Preferred Networks, Inc., Tokyo, Japan.
PLoS One. 2024 Oct 1;19(10):e0310814. doi: 10.1371/journal.pone.0310814. eCollection 2024.
The design of RNA plays a crucial role in developing RNA vaccines, nucleic acid therapeutics, and innovative biotechnological tools. However, existing techniques frequently lack versatility across various tasks and are dependent on pre-defined secondary structure or other prior knowledge. To address these limitations, we introduce GenerRNA, a Transformer-based model inspired by the success of large language models (LLMs) in protein and molecule generation. GenerRNA is pre-trained on large-scale RNA sequences and capable of generating novel RNA sequences with stable secondary structures, while ensuring distinctiveness from existing sequences, thereby expanding our exploration of the RNA space. Moreover, GenerRNA can be fine-tuned on smaller, specialized datasets for specific subtasks, enabling the generation of RNAs with desired functionalities or properties without requiring any prior knowledge input. As a demonstration, we fine-tuned GenerRNA and successfully generated novel RNA sequences exhibiting high affinity for target proteins. Our work is the first application of a generative language model to RNA generation, presenting an innovative approach to RNA design.

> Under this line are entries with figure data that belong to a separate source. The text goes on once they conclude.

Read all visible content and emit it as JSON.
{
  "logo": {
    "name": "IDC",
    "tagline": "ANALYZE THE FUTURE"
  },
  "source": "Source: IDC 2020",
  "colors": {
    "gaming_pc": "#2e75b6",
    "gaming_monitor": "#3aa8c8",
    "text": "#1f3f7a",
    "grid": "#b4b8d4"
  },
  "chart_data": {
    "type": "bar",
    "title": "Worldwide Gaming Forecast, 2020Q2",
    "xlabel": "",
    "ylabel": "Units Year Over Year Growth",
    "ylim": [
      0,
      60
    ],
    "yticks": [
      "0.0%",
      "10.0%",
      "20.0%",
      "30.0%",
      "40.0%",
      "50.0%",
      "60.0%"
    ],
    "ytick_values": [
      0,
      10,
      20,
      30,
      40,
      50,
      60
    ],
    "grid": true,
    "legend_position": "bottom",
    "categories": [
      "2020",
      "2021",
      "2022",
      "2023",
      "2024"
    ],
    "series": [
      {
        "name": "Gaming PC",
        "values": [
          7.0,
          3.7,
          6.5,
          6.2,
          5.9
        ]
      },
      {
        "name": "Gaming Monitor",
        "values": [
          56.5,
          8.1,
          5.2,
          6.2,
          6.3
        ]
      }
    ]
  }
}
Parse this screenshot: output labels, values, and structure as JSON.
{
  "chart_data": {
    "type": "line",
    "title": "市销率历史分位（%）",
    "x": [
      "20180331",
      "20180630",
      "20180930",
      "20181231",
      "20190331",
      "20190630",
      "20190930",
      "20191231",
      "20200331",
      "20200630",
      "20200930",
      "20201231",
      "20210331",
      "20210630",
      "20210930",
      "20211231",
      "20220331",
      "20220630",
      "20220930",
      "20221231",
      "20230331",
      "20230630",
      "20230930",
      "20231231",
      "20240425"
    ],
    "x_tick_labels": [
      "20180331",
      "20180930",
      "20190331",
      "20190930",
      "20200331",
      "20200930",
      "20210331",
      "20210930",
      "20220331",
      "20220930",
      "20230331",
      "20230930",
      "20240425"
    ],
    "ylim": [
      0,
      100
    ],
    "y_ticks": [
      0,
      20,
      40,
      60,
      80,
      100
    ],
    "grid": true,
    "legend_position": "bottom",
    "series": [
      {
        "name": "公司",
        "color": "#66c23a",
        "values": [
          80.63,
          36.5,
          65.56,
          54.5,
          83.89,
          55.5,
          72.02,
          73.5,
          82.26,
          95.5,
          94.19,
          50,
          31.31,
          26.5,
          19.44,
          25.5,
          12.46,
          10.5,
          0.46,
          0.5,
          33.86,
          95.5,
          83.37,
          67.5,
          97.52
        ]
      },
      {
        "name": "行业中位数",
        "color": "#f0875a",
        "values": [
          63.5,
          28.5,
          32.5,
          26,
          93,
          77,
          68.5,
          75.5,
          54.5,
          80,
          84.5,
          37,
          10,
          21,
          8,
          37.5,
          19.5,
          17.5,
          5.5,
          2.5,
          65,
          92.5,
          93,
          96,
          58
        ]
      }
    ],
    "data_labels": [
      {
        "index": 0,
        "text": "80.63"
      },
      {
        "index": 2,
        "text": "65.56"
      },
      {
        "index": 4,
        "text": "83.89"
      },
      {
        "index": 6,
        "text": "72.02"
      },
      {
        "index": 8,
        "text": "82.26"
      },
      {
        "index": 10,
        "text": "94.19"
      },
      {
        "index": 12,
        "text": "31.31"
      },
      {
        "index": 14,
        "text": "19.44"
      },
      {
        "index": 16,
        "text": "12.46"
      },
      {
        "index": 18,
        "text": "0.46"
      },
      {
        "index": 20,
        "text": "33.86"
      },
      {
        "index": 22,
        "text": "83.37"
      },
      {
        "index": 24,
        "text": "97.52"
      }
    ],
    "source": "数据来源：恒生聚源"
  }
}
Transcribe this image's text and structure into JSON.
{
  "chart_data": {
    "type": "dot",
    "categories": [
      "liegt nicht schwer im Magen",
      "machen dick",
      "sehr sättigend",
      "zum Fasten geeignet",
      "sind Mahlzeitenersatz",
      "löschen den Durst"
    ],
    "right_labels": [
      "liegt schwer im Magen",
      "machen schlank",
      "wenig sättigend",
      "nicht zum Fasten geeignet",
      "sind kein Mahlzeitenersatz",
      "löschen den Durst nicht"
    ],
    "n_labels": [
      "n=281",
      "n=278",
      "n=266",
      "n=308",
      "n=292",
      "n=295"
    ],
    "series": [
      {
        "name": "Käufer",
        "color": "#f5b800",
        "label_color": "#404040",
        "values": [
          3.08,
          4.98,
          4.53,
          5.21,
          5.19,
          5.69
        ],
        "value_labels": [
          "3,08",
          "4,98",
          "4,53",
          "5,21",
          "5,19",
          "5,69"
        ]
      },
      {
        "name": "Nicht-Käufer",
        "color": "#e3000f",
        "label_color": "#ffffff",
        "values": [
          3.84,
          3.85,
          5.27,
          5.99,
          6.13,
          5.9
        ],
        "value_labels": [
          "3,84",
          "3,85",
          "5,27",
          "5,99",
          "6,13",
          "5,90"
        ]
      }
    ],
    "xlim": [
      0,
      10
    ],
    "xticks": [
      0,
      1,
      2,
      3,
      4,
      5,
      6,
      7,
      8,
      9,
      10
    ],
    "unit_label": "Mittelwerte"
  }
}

RNA 的设计在开发 RNA 疫苗、核酸疗法和创新生物技术工具方面发挥着关键作用。然而,现有的技术在各种任务上往往缺乏通用性,并且依赖于预先定义的二级结构或其他先验知识。为了解决这些限制,我们引入了 GenerRNA,这是一种受大型语言模型 (LLM) 在蛋白质和分子生成方面成功启发的基于 Transformer 的模型。GenerRNA 经过大规模 RNA 序列的预训练,能够生成具有稳定二级结构的新型 RNA 序列,同时确保与现有序列的独特性,从而扩展了我们对 RNA 空间的探索。此外,GenerRNA 可以针对特定的子任务在较小的专业数据集上进行微调,从而能够生成具有所需功能或特性的 RNA,而无需任何先验知识输入。作为演示,我们对 GenerRNA 进行了微调,并成功生成了对目标蛋白具有高亲和力的新型 RNA 序列。我们的工作是生成式语言模型在 RNA 生成方面的首次应用,为 RNA 设计提供了一种创新方法。